Species of gastropod

Vitta zebra, commonly known as the zebra nerite or zebra snail, is a species of sea snail, a marine gastropod mollusk in the family Neritidae.

==Description==
Vitta zebra have globular shells with a length of around 25 mm. Their coloration can be highly variable, from dark brown to yellow with straight, curved, or zigzagging black lines. The stripes vary in width, and may sometimes be absent or interspersed with white stripes between black. Body coloration is commonly dark brown with transverse black stripes and spots.

==Distribution==
Vitta zebra is native to the northeastern coastline of South America and nearby islands in the Caribbean, including French Guiana, Trinidad and Tobago, Guyana, Suriname and parts of Brazil (mouth of the Amazon River) and Venezuela (mouth of the Orinoco River).

==In the aquarium==

The zebra nerite snail is frequently sold to aquarists. These specimens are typically wild caught, since the snail is difficult to breed in captivity.
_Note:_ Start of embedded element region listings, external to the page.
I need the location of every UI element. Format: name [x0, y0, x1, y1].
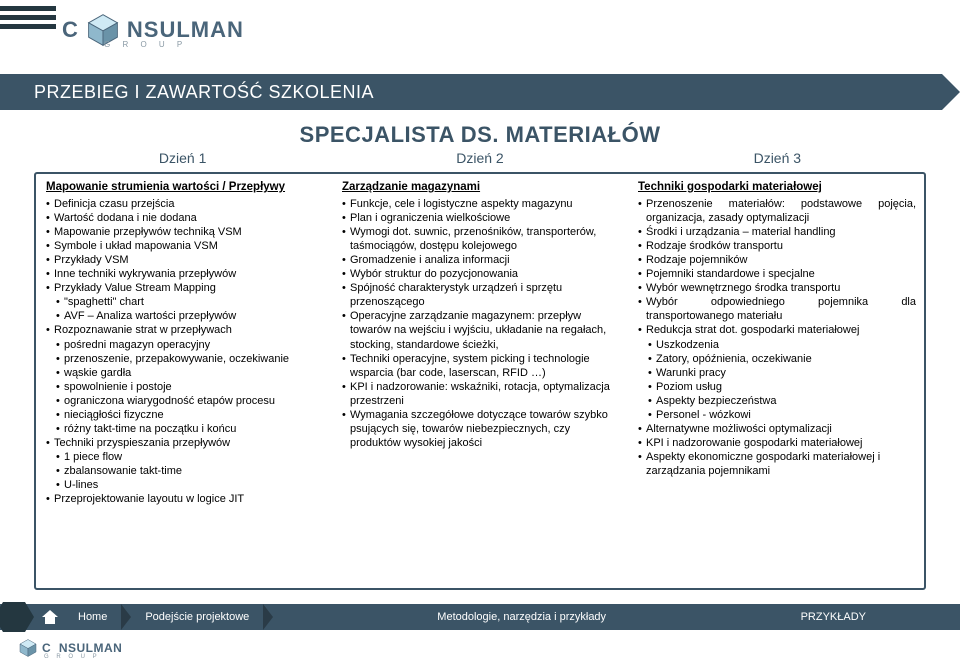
header-stripes: [0, 6, 56, 33]
day-2-label: Dzień 2: [331, 150, 628, 166]
list-item: Symbole i układ mapowania VSM: [46, 239, 324, 253]
list-item: "spaghetti" chart: [46, 295, 324, 309]
list-item: Wybór struktur do pozycjonowania: [342, 267, 620, 281]
footer-logo: C NSULMAN G R O U P: [18, 638, 122, 658]
list-item: AVF – Analiza wartości przepływów: [46, 309, 324, 323]
list-item: Poziom usług: [638, 380, 916, 394]
columns-box: Mapowanie strumienia wartości / Przepływ…: [34, 172, 926, 590]
footer-logo-sub: G R O U P: [44, 654, 100, 660]
list-item: Przeprojektowanie layoutu w logice JIT: [46, 492, 324, 506]
list-item: Plan i ograniczenia wielkościowe: [342, 211, 620, 225]
footer-cube-icon: [18, 638, 38, 658]
list-item: wąskie gardła: [46, 366, 324, 380]
home-icon[interactable]: [42, 610, 58, 624]
list-item: Rozpoznawanie strat w przepływach: [46, 323, 324, 337]
list-item: KPI i nadzorowanie: wskaźniki, rotacja, …: [342, 380, 620, 408]
list-item: przenoszenie, przepakowywanie, oczekiwan…: [46, 352, 324, 366]
list-item: Przenoszenie materiałów: podstawowe poję…: [638, 197, 916, 225]
list-item: Pojemniki standardowe i specjalne: [638, 267, 916, 281]
day-row: Dzień 1 Dzień 2 Dzień 3: [34, 150, 926, 166]
list-item: Aspekty ekonomiczne gospodarki materiało…: [638, 450, 916, 478]
list-item: zbalansowanie takt-time: [46, 464, 324, 478]
logo-subtext: G R O U P: [104, 40, 187, 49]
nav-sep-2: [263, 604, 273, 630]
list-item: Funkcje, cele i logistyczne aspekty maga…: [342, 197, 620, 211]
column-list: Funkcje, cele i logistyczne aspekty maga…: [342, 197, 620, 450]
nav-approach[interactable]: Podejście projektowe: [131, 611, 263, 623]
list-item: spowolnienie i postoje: [46, 380, 324, 394]
nav-methodologies[interactable]: Metodologie, narzędzia i przykłady: [423, 611, 620, 623]
column-list: Przenoszenie materiałów: podstawowe poję…: [638, 197, 916, 479]
list-item: Wybór wewnętrznego środka transportu: [638, 281, 916, 295]
list-item: Mapowanie przepływów techniką VSM: [46, 225, 324, 239]
header: C NSULMAN G R O U P Doradztwo organizacy…: [0, 0, 960, 70]
list-item: Inne techniki wykrywania przepływów: [46, 267, 324, 281]
day-3-label: Dzień 3: [629, 150, 926, 166]
list-item: nieciągłości fizyczne: [46, 408, 324, 422]
list-item: Środki i urządzania – material handling: [638, 225, 916, 239]
list-item: Techniki operacyjne, system picking i te…: [342, 352, 620, 380]
page-title: PRZEBIEG I ZAWARTOŚĆ SZKOLENIA: [0, 82, 374, 102]
list-item: Przykłady Value Stream Mapping: [46, 281, 324, 295]
nav-examples[interactable]: PRZYKŁADY: [787, 611, 880, 623]
list-item: Spójność charakterystyk urządzeń i sprzę…: [342, 281, 620, 309]
list-item: Aspekty bezpieczeństwa: [638, 394, 916, 408]
column-heading: Techniki gospodarki materiałowej: [638, 180, 916, 195]
list-item: Wybór odpowiedniego pojemnika dla transp…: [638, 295, 916, 323]
list-item: 1 piece flow: [46, 450, 324, 464]
nav-home[interactable]: Home: [64, 611, 121, 623]
column-heading: Mapowanie strumienia wartości / Przepływ…: [46, 180, 324, 195]
slide: C NSULMAN G R O U P Doradztwo organizacy…: [0, 0, 960, 660]
logo-text-c: C: [62, 17, 79, 43]
nav-sep-1: [121, 604, 131, 630]
list-item: Warunki pracy: [638, 366, 916, 380]
list-item: ograniczona wiarygodność etapów procesu: [46, 394, 324, 408]
column-day-1: Mapowanie strumienia wartości / Przepływ…: [36, 174, 332, 588]
list-item: Rodzaje pojemników: [638, 253, 916, 267]
list-item: Wymogi dot. suwnic, przenośników, transp…: [342, 225, 620, 253]
list-item: Zatory, opóźnienia, oczekiwanie: [638, 352, 916, 366]
list-item: Gromadzenie i analiza informacji: [342, 253, 620, 267]
day-1-label: Dzień 1: [34, 150, 331, 166]
list-item: Alternatywne możliwości optymalizacji: [638, 422, 916, 436]
nav-hex-icon: [0, 600, 36, 634]
list-item: Przykłady VSM: [46, 253, 324, 267]
list-item: Redukcja strat dot. gospodarki materiało…: [638, 323, 916, 337]
list-item: Wartość dodana i nie dodana: [46, 211, 324, 225]
list-item: Rodzaje środków transportu: [638, 239, 916, 253]
list-item: Operacyjne zarządzanie magazynem: przepł…: [342, 309, 620, 351]
tagline: Doradztwo organizacyjne i szkolenia: [728, 56, 938, 71]
list-item: U-lines: [46, 478, 324, 492]
column-heading: Zarządzanie magazynami: [342, 180, 620, 195]
footer-logo-text: C NSULMAN: [42, 641, 122, 655]
list-item: różny takt-time na początku i końcu: [46, 422, 324, 436]
list-item: pośredni magazyn operacyjny: [46, 338, 324, 352]
list-item: KPI i nadzorowanie gospodarki materiałow…: [638, 436, 916, 450]
list-item: Uszkodzenia: [638, 338, 916, 352]
list-item: Personel - wózkowi: [638, 408, 916, 422]
title-bar: PRZEBIEG I ZAWARTOŚĆ SZKOLENIA: [0, 74, 942, 110]
headline: SPECJALISTA DS. MATERIAŁÓW: [0, 122, 960, 148]
column-day-3: Techniki gospodarki materiałowej Przenosz…: [628, 174, 924, 588]
bottom-nav: Home Podejście projektowe Metodologie, n…: [0, 604, 960, 630]
list-item: Wymagania szczegółowe dotyczące towarów …: [342, 408, 620, 450]
list-item: Definicja czasu przejścia: [46, 197, 324, 211]
title-bar-arrow: [942, 74, 960, 110]
column-day-2: Zarządzanie magazynami Funkcje, cele i lo…: [332, 174, 628, 588]
list-item: Techniki przyspieszania przepływów: [46, 436, 324, 450]
column-list: Definicja czasu przejściaWartość dodana …: [46, 197, 324, 507]
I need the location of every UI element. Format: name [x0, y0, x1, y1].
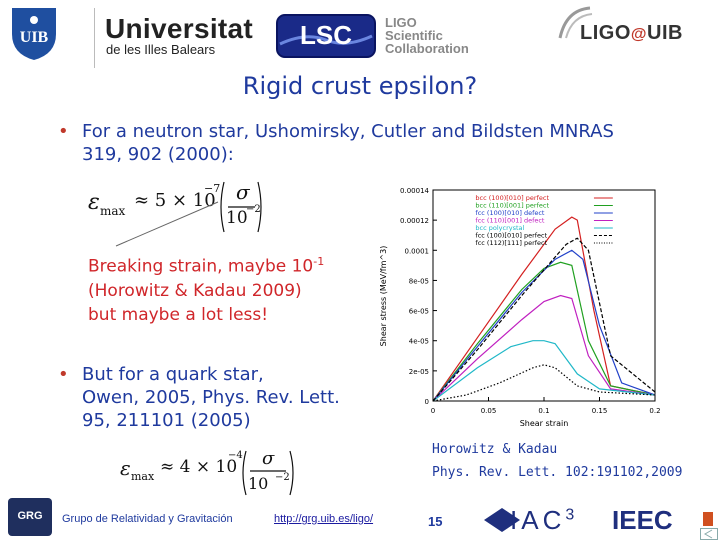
iac-logo: IAC3 [510, 505, 578, 536]
eq2-lhs: ε [120, 456, 131, 480]
ligo-uib-right: UIB [647, 22, 683, 44]
footer-group: Grupo de Relatividad y Gravitación [62, 513, 233, 525]
chart-series-line [432, 340, 656, 402]
chart-series-line [432, 249, 656, 402]
bullet-dot: • [58, 121, 69, 142]
red-line1-sup: -1 [313, 255, 325, 268]
caption-line2: Phys. Rev. Lett. 102:191102,2009 [432, 465, 683, 480]
eq2-approx: ≈ 4 × 10 [160, 457, 238, 477]
eq2-num: σ [262, 448, 275, 469]
chart-y-tick-label: 0 [425, 398, 429, 406]
eq2-den: 10 [248, 474, 269, 493]
chart-y-tick-label: 0.00014 [400, 187, 429, 195]
red-line3: but maybe a lot less! [88, 304, 269, 325]
page-number: 15 [428, 514, 443, 529]
ligo-uib-left: LIGO [580, 22, 631, 44]
chart-series-line [432, 216, 656, 402]
lsc-text: LSC [300, 20, 352, 50]
eq1-num: σ [236, 180, 250, 204]
bullet-1-line2: 319, 902 (2000): [82, 144, 234, 165]
equation-1: ε max ≈ 5 × 10 −7 σ 10 −2 [88, 178, 268, 238]
eq1-lhs: ε [88, 190, 100, 215]
ligo-collab-text: LIGO Scientific Collaboration [385, 16, 469, 55]
chart-x-tick-label: 0.2 [649, 407, 660, 415]
figure-caption: Horowitz & Kadau Phys. Rev. Lett. 102:19… [432, 438, 682, 484]
ligo-uib-at: @ [630, 26, 647, 43]
ligo-collab-line: Collaboration [385, 41, 469, 56]
lsc-logo: LSC [276, 14, 376, 58]
eq2-sub: max [131, 470, 155, 483]
chart-x-tick-label: 0.15 [592, 407, 608, 415]
caption-line1: Horowitz & Kadau [432, 442, 558, 457]
breaking-strain-note: Breaking strain, maybe 10-1 (Horowitz & … [88, 250, 324, 327]
chart-y-tick-label: 0.0001 [405, 247, 430, 255]
pointer-line [115, 201, 219, 247]
iac-sup: 3 [565, 506, 579, 524]
red-line2: (Horowitz & Kadau 2009) [88, 280, 302, 301]
header-divider [94, 8, 95, 68]
ligo-collab-line: LIGO [385, 15, 417, 30]
iac-text: IAC [510, 505, 566, 535]
chart-y-tick-label: 0.00012 [400, 217, 429, 225]
eq1-den-exp: −2 [246, 204, 261, 215]
bullet-dot: • [58, 364, 69, 385]
bullet-2-line3: 95, 211101 (2005) [82, 410, 251, 431]
bullet-2-line1: But for a quark star, [82, 364, 264, 385]
chart-series-line [432, 237, 656, 402]
uib-shield-text: UIB [20, 29, 49, 46]
eq2-exp: −4 [228, 450, 243, 461]
chart-legend-label: fcc (110)[001] defect [475, 217, 545, 225]
chart-xlabel: Shear strain [520, 419, 569, 428]
ligo-swirl-icon [558, 6, 593, 39]
chart-legend-label: bcc polycrystal [475, 224, 524, 232]
chart-series-line [432, 294, 656, 402]
chart-y-tick-label: 2e-05 [409, 368, 429, 376]
red-line1: Breaking strain, maybe 10 [88, 256, 314, 277]
chart-legend-label: bcc (100)[010] perfect [475, 194, 549, 202]
slide-title: Rigid crust epsilon? [242, 72, 478, 100]
chart-x-tick-label: 0.1 [538, 407, 549, 415]
nav-back-icon[interactable] [700, 528, 718, 540]
chart-series-line [432, 261, 656, 402]
ligo-collab-line: Scientific [385, 28, 443, 43]
chart-legend-label: bcc (110)[001] perfect [475, 202, 549, 210]
eq1-bracket-icon [220, 181, 262, 233]
eq1-approx: ≈ 5 × 10 [134, 190, 216, 211]
grg-logo: GRG [8, 498, 52, 536]
uib-subtitle: de les Illes Balears [106, 42, 216, 57]
ligo-uib-logo: LIGO@UIB [580, 22, 683, 45]
chart-y-tick-label: 8e-05 [409, 277, 429, 285]
chart-series-line [432, 364, 656, 402]
chart-legend-label: fcc (100)[010] defect [475, 209, 545, 217]
chart-x-tick-label: 0.05 [481, 407, 497, 415]
iac-logo-icon [484, 508, 520, 532]
eq2-den-exp: −2 [275, 472, 290, 483]
eq1-sub: max [100, 204, 126, 218]
ieec-logo: IEEC [612, 505, 673, 535]
eq2-bracket-icon [242, 450, 294, 496]
bullet-1: • For a neutron star, Ushomirsky, Cutler… [58, 120, 614, 166]
chart-y-tick-label: 4e-05 [409, 338, 429, 346]
chart-y-tick-label: 6e-05 [409, 308, 429, 316]
bullet-2: • But for a quark star, Owen, 2005, Phys… [58, 363, 340, 432]
equation-2: ε max ≈ 4 × 10 −4 σ 10 −2 [120, 448, 300, 498]
bullet-2-line2: Owen, 2005, Phys. Rev. Lett. [82, 387, 340, 408]
shear-stress-chart: 0 0.05 0.1 0.15 0.2 0 2e-05 4e-05 6e-05 8e-05 0.00… [379, 187, 661, 428]
footer-link[interactable]: http://grg.uib.es/ligo/ [274, 513, 374, 525]
uib-name: Universitat [105, 13, 254, 44]
chart-legend-label: fcc (100)[010] perfect [475, 232, 547, 240]
grg-logo-text: GRG [17, 510, 43, 522]
ieec-mark-icon [703, 512, 713, 526]
chart-x-tick-label: 0 [431, 407, 435, 415]
eq1-exp: −7 [204, 182, 221, 195]
uib-shield-logo: UIB [12, 8, 56, 60]
bullet-1-line1: For a neutron star, Ushomirsky, Cutler a… [82, 121, 614, 142]
chart-legend-label: fcc (112)[111] perfect [475, 239, 547, 247]
chart-ylabel: Shear stress (MeV/fm^3) [379, 246, 388, 347]
eq1-den: 10 [226, 208, 248, 228]
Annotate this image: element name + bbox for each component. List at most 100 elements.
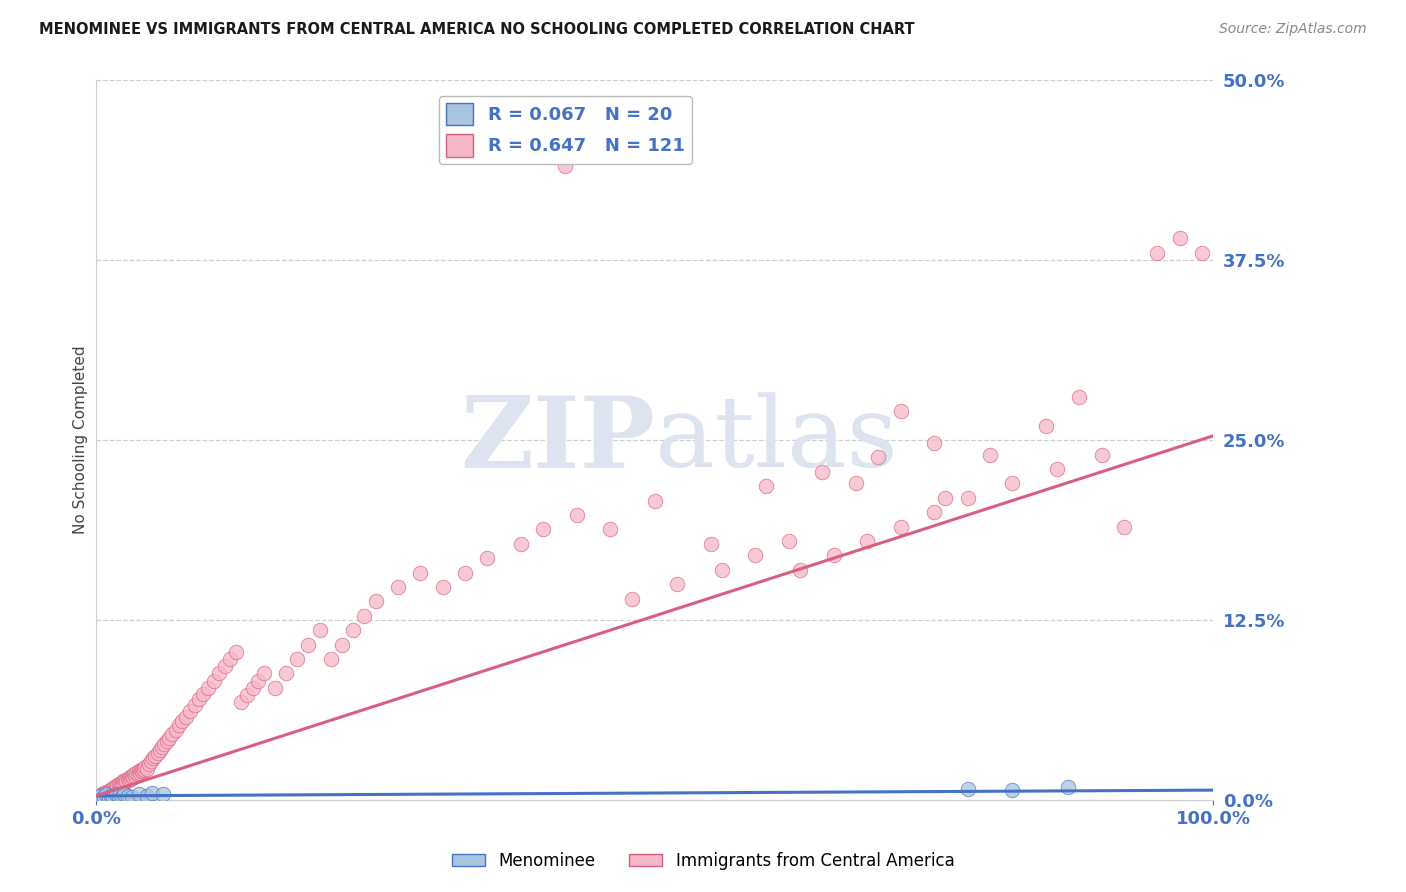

This snail is typically sold as an algae eater as it will constantly scrape the glass, hardscape and substrate of the aquarium for algae with its rasping mouth. They are capable of surviving in fresh water, though they require a high PH. A low enough PH will slowly destroy the snail's shell. If an aquarium does not have enough algae, it may be difficult to get them to eat pellet food and they may starve.

Like most nerite snails, the zebra nerite may frequently attempt to escape from its aquarium; thus, a lid is necessary to house the species.